Automated HTML form validation without javascript

 When the first really powerful LLM was introduced (OpenAI) several years ago, it was all about text. Since then, a lot of other LLMs have been released, but the technology has also evolved, and now the trend is multimodal. Specifically, I am talking about generative AI models that involve working with both text and pictures. Such a model exists in the Cluade 3 family that combines images and text.

This opens up remarkable opportunities. For example, create the metadata from video based on the information that you can extract from video frames.

In this post, I will discuss other use- cases.

I will use the Cluade 3 model to analyze the content of the HTML page area. For this, I will convert part of the HTML page to an image and send it to Clause 3 examination, followed by instructions.

Why do we need it as all?

1. 
Organizations use SaaS web solutions, or off-the-shelf, complex tools based on HTML with limited ability for customization.

They need the ability to define custom rules for specific fields, which is not doable with those tools. However, you can customize the behavior of the buttons (like Submit button in this example).
For example, in your organization, there is a convention that "order number" should always start with the prefix "ATX-." But your ERP or CRM product doesn't have this customization. However, if you send the HTML page for analysis to the GenAI model, you can define such a rule.

2.
Organizations have full control over the web application, but the number of fields that you need to customize is not negligible and is hard to manage. In addition, the cycle of defining the validation rule, approving it, and implementing it is very time-consuming and, in most cases, requires some technical background.

3. 
Some fields just cannot be validated by using standard tools like regular expressions. For example, on the print screen bellow, the organization wants to force the person who fills out the remarks to summarize the interaction with the customer. There is no way to validate it without generative AI.

4. 
Modern QA approaches use automated frameworks like Selenium to verify the output on the page after some user interaction. Instead of writing the logic for page verification, the content can be converted to an image and outsourced to a generative AI model for approval without writing a single line of code.

Sample HTML Page

Sample Page


This is the dummy page. It doesn't have any logic, and I just put some HTML elements on the page.
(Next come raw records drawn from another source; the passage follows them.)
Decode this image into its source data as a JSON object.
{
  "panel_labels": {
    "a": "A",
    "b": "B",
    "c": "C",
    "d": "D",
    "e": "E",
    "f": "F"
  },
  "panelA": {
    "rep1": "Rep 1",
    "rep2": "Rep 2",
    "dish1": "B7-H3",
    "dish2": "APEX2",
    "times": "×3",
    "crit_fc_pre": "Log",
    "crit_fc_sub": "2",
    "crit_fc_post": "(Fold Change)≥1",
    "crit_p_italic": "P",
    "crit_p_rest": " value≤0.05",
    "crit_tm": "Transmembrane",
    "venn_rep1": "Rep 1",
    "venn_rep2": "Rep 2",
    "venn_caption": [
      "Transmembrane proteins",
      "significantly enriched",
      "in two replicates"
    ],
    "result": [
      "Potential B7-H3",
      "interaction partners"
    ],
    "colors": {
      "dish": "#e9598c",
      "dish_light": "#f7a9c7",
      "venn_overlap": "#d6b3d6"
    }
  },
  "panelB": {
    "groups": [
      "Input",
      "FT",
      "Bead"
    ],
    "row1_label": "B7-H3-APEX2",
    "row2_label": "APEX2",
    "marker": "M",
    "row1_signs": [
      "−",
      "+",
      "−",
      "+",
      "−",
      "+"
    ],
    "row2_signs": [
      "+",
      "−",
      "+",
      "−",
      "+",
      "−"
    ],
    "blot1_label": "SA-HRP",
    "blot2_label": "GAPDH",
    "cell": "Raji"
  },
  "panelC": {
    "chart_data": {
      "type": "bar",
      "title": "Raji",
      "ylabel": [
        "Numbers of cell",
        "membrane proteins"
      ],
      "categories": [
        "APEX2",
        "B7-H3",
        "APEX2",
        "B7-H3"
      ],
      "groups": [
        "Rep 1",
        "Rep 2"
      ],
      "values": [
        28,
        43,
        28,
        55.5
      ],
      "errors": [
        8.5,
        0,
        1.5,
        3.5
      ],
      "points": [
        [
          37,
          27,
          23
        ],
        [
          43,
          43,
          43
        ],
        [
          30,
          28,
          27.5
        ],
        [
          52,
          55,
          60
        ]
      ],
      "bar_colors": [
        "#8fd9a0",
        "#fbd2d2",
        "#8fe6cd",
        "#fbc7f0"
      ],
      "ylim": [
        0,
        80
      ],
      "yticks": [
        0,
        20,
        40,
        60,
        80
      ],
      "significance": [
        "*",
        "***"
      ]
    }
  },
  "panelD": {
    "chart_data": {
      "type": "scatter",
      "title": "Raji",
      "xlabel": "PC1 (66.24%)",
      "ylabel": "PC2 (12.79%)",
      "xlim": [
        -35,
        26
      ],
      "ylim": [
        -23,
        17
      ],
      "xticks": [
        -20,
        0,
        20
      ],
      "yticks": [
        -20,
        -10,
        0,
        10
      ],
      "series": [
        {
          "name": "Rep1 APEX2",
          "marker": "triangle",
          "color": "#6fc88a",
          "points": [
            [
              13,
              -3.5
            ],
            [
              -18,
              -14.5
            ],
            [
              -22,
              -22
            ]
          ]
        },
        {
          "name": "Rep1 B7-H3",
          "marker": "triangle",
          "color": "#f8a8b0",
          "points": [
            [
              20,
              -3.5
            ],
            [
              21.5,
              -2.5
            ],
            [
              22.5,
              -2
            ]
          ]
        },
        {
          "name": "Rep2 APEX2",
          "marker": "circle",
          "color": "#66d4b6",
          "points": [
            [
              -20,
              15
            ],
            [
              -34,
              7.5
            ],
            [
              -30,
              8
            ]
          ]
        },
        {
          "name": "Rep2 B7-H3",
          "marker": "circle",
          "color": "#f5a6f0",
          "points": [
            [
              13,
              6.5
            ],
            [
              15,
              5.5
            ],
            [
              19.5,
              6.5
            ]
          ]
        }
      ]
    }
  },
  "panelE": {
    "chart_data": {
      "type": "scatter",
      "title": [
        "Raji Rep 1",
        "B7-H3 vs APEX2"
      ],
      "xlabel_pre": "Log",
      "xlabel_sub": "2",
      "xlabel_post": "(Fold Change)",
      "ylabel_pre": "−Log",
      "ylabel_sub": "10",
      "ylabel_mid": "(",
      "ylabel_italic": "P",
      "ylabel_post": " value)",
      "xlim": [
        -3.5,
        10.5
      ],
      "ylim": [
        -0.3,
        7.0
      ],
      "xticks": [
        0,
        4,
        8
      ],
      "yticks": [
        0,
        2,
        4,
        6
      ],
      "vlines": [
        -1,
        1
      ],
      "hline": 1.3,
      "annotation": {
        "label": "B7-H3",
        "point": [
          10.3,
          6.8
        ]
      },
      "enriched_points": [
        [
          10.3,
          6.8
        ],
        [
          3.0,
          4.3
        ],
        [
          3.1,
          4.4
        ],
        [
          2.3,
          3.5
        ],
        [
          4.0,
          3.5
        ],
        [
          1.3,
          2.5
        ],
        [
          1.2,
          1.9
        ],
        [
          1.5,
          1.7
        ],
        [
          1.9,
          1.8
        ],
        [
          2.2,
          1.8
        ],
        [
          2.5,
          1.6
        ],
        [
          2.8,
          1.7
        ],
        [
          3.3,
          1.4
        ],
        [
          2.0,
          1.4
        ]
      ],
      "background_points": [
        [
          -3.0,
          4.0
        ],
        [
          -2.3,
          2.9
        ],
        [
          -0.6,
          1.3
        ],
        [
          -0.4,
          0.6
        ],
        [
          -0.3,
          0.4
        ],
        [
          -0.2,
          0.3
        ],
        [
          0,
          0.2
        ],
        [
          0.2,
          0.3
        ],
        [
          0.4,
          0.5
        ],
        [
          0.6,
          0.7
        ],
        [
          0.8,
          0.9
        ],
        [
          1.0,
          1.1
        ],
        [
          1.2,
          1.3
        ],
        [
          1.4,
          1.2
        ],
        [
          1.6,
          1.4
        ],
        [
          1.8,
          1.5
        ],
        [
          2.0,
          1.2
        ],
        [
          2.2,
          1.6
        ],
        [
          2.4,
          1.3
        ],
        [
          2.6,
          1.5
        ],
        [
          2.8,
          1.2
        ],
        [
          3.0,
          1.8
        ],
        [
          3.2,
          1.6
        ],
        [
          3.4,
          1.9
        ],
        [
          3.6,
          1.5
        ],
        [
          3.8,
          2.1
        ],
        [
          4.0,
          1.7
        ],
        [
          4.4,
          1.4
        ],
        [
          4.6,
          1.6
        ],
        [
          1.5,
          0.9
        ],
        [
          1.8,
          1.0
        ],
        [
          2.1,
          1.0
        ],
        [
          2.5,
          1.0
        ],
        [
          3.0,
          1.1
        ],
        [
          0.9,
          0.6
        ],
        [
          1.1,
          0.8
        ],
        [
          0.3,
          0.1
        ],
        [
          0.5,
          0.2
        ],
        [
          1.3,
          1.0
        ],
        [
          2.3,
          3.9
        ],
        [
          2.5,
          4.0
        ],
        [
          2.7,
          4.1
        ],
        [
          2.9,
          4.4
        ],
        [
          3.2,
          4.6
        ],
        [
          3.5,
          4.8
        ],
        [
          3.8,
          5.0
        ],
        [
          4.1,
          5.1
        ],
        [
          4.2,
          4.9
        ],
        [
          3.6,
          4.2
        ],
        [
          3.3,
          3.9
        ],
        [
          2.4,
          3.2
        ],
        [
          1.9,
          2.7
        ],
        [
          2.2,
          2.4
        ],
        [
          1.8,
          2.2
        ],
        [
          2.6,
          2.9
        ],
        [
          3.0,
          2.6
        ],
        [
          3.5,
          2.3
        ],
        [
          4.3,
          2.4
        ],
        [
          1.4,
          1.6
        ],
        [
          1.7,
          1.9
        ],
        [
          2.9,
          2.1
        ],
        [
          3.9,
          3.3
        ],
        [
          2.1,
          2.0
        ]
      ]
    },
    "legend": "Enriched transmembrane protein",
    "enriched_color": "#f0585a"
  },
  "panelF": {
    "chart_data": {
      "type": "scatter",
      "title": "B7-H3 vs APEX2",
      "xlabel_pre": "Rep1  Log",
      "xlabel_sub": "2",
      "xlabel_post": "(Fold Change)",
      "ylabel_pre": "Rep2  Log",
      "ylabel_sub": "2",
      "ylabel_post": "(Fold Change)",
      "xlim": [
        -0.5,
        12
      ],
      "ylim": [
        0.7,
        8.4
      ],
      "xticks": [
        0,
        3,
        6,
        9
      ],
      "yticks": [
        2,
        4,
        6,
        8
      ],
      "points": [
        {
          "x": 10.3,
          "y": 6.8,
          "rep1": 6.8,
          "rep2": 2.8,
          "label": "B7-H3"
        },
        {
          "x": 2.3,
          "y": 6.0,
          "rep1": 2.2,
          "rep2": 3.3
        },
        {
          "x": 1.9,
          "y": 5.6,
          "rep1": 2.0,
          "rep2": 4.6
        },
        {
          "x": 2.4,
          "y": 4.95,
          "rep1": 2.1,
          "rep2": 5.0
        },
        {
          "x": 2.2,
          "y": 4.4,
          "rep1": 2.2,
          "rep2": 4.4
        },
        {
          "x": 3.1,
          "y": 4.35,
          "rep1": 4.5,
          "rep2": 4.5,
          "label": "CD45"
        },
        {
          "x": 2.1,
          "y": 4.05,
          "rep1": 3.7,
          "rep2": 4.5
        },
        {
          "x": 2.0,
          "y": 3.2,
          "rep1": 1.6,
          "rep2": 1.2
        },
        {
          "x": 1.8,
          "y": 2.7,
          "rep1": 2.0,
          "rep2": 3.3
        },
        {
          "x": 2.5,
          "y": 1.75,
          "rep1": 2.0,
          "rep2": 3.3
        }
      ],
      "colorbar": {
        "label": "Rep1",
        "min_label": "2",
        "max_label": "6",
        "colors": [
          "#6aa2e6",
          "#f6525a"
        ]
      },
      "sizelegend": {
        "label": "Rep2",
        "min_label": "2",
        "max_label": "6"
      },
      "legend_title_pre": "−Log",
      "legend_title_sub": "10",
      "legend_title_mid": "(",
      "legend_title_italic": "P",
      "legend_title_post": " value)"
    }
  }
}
When the user clicks on the "Submit" button, everything above the "Submit" button is converted to an image and sent to the Generative AI model with the instructions that appear in the "Instructions" field. 

We can also send it as text, but organizations may not feel comfortable sending HTML code from their production tools. Sending the image doesn't expose any possible code or javascript.

The response from the model appears in the "Response" field.

In this specific example, I asked to validate that the user entered the text "Referenced Item = Number." I didn't write any regular expressions. I just wrote the instructions in human-readable form. And the model was able to understand this.

I used Amazon Lambda to serve the HTML page and the Amazon Bedrock Claude Sonnet model as my generative AI model.

You can ask any question. For example, I asked to return the value of the "Name" column in the same row where the value of the "Contact" column is "alice@gmail.com." And I got the correct answer—Alice!

A fully deployable solution (deployed on the AWS cloud with CDK), including the code that generates the page and calls the Sonnet model, can be found in this GitHub repository.